UI Health Care faculty, staff members, and students are invited to a retirement reception for Kristi Ferguson, PhD, director of the Office of Consultation and Research in Medical Education (OCRME), and professor of internal medicine. The reception will be held from 4 to 5:30 p.m., Tuesday, Sept. 25, Seebohm Conference Room, 283 EMRB, with remarks at approximately 4:30 p.m.
Ferguson’s career at the University of Iowa has spanned more than 35 years, beginning in 1983 when she joined OCRME as an assistant research scientist after receiving her PhD at University of Michigan. She rose quickly through the ranks within OCRME, serving as acting associate director for two years prior to being named director in 1996.
She was the first woman director and is only the fourth director of the office, which started its life in 1973 as the Learning Resources Unit under Lewis Holloway. He was followed by two directors who served eight years each before Ferguson was appointed and worked for more than 22 years as director of this important educational resource.
Either directly or through her leadership of OCRME, Ferguson has established and supported the University of Iowa as a major innovator in medical education, embracing innovative teaching methods including problem-based learning, team-based learning, simulation, computer-based instruction, and video—winning several awards for an educational documentary that she produced in 1992.

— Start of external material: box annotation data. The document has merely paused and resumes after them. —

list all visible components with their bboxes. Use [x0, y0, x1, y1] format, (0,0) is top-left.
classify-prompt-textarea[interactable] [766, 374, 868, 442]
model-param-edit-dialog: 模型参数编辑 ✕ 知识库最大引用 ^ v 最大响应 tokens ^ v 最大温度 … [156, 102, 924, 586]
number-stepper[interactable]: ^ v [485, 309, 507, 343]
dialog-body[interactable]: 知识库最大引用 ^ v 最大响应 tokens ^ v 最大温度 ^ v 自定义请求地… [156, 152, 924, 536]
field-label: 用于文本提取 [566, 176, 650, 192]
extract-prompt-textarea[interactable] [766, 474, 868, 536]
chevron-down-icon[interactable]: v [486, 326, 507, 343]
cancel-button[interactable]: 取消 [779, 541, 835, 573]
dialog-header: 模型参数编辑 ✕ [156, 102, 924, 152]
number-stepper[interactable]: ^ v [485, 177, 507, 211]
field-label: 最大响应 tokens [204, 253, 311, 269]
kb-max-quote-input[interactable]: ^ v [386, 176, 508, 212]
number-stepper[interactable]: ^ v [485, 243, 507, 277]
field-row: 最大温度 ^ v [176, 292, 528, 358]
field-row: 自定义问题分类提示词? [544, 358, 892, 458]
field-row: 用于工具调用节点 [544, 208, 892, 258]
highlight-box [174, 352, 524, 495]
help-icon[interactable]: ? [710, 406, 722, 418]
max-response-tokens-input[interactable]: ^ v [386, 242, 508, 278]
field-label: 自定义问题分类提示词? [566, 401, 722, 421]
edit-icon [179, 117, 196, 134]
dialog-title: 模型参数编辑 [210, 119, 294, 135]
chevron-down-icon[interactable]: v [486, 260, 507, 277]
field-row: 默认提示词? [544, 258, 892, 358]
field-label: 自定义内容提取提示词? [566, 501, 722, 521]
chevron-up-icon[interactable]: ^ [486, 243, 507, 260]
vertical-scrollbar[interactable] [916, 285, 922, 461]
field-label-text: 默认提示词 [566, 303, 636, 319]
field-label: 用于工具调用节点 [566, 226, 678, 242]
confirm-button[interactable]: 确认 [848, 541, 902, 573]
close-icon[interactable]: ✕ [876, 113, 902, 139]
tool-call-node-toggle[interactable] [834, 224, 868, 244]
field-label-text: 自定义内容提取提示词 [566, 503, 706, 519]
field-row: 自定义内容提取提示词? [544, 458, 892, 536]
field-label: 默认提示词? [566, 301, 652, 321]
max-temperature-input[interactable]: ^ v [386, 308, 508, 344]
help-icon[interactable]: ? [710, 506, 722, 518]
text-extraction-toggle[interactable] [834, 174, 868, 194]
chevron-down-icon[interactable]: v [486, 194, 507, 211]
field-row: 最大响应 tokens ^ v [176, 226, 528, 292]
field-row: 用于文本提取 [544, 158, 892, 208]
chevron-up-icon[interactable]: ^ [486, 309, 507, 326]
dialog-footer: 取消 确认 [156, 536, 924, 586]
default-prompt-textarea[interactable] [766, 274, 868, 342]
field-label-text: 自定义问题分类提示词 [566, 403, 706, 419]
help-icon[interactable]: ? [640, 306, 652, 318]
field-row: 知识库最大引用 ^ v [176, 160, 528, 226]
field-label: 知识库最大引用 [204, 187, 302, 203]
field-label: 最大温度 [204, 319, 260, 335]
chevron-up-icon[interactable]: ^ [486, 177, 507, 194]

She has impacted the practice and careers of hundreds, if not thousands, of medical educators and learners. Among the noteworthy achievements of her career are:
- Contributor to the major curriculum revisions in the College of Medicine over the past 30 years, from the most recent New Horizons curriculum to prior efforts that established innovations such as problem based learning, the learning communities, and more.
- Directing the Masters in Medical Education program, begun in 2007, which has had 41 master’s graduates, with eight receiving the Certificate in Medical Education from throughout the College of Medicine, and many of whom have ended up in leadership positions in the Carver College of Medicine and in organizations nationwide.
Over the course of her career she has received honors for her teaching skills—twice recognized with the Collegiate Teaching Award; served as principal investigator or co-PI on many grants and publishing more than 100 peer-reviewed articles; and influenced medical education nationwide through her leadership of national professional organizations.
Reflecting on her career at Iowa, Ferguson said:
“During my career at the University of Iowa I have had the privilege of working with exceptional colleagues both inside and outside the Office of Consultation and Research in Medical Education. Through OCRME’s Masters program and Teaching Scholars Program, I have had the unique opportunity to work with faculty and fellows as learners, as they impact the education of our students and residents in countless ways.
“Through my work as a curriculum director for Foundations of Clinical Practice, as co-director of the Teaching Elective, and as strand director for Medical and Society I have worked with hundreds of students, and I continue to be impressed with the quality of our applicants as well as the significance of their progress from pre-M1s to graduation. The quality of our educational enterprise is exceptional, and I will miss the collegial atmosphere that supports it.”